ANOMALOUS PRESSURE-INDUCED CHANGES IN MAGNETISM OF FERRIMAGNETIC NI-MN-SN STRUCTURES

• Authors: FRIÁK Martin; MAZALOVÁ Martina; MIHÁLIKOVÁ Ivana; ŠOB Mojmír
• Year of publication: 2021
• Type: Article in Proceedings
• Conference: Proceedings 13th International Conference on Nanomaterials - Research & Application
• MU Faculty or unit: Faculty of Science
• Web: https://doi.org/10.37904/nanocon.2021.4306
• Doi: http://dx.doi.org/10.37904/nanocon.2021.4306
• Keywords: Austenite; Defects; Ferrimagnetic; Magnetism; Ni-Mn-Sn; Pressure; Quantum-mechanical
• Description: We have performed a quantum-mechanical study of two ferrimagnetic Ni2MnSn structures, a stoichiometric one with Mn-Ni swaps and an off-stoichiometric (Ni7Mn8Sn1) alloy.

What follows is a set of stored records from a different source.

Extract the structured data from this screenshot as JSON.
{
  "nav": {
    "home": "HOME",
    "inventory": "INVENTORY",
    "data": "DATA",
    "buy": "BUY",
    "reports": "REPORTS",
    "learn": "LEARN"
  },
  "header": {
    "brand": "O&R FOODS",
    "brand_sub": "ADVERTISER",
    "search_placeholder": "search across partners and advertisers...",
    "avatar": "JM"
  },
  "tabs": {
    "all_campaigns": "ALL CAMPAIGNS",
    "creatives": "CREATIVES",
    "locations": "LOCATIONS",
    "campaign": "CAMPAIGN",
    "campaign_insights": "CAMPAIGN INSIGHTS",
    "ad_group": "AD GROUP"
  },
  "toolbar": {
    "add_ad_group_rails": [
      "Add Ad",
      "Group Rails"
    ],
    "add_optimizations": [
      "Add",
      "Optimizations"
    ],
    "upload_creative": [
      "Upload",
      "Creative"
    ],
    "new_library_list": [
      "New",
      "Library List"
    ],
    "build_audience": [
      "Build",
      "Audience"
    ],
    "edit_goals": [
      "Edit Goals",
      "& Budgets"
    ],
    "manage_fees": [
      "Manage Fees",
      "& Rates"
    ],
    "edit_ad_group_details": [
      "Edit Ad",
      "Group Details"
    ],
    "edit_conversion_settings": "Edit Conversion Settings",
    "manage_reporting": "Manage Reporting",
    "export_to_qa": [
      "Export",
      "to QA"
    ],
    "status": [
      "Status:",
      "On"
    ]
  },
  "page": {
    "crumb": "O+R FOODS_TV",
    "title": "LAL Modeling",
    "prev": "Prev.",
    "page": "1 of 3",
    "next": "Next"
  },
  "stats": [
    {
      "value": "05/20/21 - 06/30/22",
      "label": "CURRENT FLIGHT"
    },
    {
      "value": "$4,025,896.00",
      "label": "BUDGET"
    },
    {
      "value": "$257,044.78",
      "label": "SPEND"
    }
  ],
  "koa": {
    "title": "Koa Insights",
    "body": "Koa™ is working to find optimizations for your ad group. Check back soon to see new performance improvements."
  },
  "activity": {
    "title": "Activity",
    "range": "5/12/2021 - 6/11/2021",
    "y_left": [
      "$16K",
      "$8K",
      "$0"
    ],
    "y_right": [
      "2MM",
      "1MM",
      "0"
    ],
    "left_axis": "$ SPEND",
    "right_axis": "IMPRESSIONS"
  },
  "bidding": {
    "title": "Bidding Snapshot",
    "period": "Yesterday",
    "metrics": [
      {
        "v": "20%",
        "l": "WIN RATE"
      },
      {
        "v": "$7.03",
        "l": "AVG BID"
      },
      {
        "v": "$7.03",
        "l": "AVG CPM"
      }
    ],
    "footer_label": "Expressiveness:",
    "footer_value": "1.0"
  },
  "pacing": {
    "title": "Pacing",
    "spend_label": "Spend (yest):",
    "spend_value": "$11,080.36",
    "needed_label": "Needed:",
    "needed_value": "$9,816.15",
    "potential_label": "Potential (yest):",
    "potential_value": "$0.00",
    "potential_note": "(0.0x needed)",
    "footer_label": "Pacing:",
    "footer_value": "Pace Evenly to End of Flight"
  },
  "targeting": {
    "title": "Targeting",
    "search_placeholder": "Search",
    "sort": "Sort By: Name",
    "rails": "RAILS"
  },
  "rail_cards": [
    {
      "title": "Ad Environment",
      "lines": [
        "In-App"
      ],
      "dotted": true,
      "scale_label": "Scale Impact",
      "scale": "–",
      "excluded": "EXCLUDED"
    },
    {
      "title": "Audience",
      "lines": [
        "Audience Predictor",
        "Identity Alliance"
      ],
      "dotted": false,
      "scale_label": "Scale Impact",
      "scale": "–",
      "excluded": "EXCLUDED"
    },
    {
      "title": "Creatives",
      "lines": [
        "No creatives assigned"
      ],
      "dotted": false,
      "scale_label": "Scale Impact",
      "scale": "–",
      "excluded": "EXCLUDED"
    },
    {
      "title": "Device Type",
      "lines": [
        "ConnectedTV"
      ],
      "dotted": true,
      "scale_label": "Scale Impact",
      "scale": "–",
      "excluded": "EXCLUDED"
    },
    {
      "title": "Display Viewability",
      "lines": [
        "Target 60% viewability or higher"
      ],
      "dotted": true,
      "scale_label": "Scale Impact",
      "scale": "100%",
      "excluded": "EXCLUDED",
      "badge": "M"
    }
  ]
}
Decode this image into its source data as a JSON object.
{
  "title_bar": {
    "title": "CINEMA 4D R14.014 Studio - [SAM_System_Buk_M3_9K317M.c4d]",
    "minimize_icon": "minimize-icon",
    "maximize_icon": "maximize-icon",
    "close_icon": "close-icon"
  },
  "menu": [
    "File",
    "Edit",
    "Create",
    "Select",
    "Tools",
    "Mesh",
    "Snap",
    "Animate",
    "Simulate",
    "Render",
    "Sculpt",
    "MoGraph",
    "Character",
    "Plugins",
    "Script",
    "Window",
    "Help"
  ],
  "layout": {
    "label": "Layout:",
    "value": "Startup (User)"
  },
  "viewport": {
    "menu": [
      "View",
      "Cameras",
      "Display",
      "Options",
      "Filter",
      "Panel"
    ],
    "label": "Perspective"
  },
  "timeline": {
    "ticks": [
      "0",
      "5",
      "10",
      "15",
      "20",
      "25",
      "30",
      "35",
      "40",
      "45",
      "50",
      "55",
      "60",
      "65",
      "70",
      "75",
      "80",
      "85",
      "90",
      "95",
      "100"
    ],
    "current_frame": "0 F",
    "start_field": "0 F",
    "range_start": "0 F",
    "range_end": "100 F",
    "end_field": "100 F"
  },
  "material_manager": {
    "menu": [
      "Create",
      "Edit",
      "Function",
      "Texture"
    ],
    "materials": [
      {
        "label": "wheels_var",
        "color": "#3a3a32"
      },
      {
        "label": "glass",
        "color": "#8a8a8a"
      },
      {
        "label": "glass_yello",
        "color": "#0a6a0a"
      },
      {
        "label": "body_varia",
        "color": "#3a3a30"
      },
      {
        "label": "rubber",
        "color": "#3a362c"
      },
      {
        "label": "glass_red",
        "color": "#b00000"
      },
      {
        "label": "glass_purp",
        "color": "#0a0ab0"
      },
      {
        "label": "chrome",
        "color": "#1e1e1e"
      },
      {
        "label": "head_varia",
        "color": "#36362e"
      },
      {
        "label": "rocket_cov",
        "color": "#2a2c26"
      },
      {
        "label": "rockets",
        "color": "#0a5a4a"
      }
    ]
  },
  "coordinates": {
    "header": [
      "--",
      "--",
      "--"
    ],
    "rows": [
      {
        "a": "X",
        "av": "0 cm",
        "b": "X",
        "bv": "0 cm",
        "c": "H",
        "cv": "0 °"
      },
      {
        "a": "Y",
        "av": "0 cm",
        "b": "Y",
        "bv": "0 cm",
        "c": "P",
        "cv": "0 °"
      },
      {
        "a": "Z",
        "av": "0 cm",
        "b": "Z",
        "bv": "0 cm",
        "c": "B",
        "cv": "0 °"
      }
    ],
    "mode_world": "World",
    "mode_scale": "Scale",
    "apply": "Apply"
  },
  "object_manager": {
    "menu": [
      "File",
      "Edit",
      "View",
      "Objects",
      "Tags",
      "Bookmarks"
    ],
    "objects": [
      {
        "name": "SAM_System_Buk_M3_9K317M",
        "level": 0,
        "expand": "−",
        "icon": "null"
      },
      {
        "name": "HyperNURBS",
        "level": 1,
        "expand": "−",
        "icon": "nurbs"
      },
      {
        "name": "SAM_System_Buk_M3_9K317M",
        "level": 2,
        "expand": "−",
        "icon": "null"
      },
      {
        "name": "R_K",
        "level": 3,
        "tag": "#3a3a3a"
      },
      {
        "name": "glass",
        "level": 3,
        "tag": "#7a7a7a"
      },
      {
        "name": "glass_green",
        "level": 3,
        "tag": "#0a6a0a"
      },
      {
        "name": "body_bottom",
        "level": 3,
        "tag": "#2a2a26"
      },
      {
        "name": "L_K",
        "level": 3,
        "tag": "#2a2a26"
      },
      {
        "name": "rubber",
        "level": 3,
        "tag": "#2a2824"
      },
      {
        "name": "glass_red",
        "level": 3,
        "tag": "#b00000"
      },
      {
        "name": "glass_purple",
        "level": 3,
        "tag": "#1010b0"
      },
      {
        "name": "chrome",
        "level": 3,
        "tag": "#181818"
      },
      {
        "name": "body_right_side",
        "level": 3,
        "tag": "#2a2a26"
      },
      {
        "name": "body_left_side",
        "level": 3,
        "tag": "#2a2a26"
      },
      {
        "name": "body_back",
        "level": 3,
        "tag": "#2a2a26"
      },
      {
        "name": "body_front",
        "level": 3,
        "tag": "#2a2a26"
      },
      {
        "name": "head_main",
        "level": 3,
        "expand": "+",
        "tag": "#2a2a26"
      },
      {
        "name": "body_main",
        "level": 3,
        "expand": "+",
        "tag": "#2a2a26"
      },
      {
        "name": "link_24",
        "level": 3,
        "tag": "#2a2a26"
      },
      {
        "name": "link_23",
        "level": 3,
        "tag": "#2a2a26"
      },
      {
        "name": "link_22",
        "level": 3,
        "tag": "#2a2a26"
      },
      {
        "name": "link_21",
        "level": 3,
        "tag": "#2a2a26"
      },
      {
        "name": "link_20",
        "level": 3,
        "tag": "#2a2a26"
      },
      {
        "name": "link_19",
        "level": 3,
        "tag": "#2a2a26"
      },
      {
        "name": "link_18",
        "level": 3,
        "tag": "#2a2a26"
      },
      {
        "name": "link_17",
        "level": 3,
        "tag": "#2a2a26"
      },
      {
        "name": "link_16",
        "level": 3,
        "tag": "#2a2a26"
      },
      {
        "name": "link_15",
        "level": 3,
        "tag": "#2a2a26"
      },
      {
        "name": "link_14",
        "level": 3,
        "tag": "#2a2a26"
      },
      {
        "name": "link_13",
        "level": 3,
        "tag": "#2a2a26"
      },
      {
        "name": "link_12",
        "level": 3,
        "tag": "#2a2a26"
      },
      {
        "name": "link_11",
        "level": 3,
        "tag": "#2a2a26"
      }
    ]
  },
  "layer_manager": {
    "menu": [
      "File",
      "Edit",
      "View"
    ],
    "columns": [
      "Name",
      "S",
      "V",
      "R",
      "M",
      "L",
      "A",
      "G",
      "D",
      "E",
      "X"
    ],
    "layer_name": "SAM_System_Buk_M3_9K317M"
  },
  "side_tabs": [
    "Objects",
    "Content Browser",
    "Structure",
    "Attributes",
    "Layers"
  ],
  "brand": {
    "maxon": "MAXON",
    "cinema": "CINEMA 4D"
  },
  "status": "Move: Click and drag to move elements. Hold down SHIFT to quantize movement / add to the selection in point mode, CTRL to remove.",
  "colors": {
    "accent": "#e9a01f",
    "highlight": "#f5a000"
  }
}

We used 16-atom supercells with the atomic positions related to those in the full Heusler structure, i.e. austenite phase (unless distorted by internal distribution of point defects as in the case of Ni2MnSn with swaps). We have determined thermodynamic, magnetic and structural properties of both pressure-free states as well as those corresponding to hydrostatic pressures of a few GPa. The atomic and magnetic configurations of the studied states are found to exhibit anomalous pressure-induced changes in the total magnetic moment. In particular, the total magnetic moments per 16-atom supercells increase with increasing hydrostatic pressure. Despite this peculiar trend in the total magnetic moment, the magnitudes of local magnetic moments of Mn atoms, that are decisive for the value of the total magnetic moment, decrease with increasing hydrostatic pressure (as is common in majority of magnetic systems). The identified phenomena may be related to an interplay of a few contributing mechanisms. First, the magnetic moments of Mn atoms, that are either parallel or antiparallel to the orientation of the total magnetic moment of the supercells, nearly compensate each other due to the ferrimagnetic nature of the studied magnetic states. Second, the swapped and off-stoichiometric atoms lead to different local atomic environments of Mn atoms and, consequently, to different local magnetic moments of these atoms as well as their different response to hydrostatic pressures. Importantly, the local magnetic moments of Mn atoms, that are antiparallel to the orientation of the total magnetic moment, are more sensitive to the applied pressures. Regarding thermodynamics, the studied states are excited ones.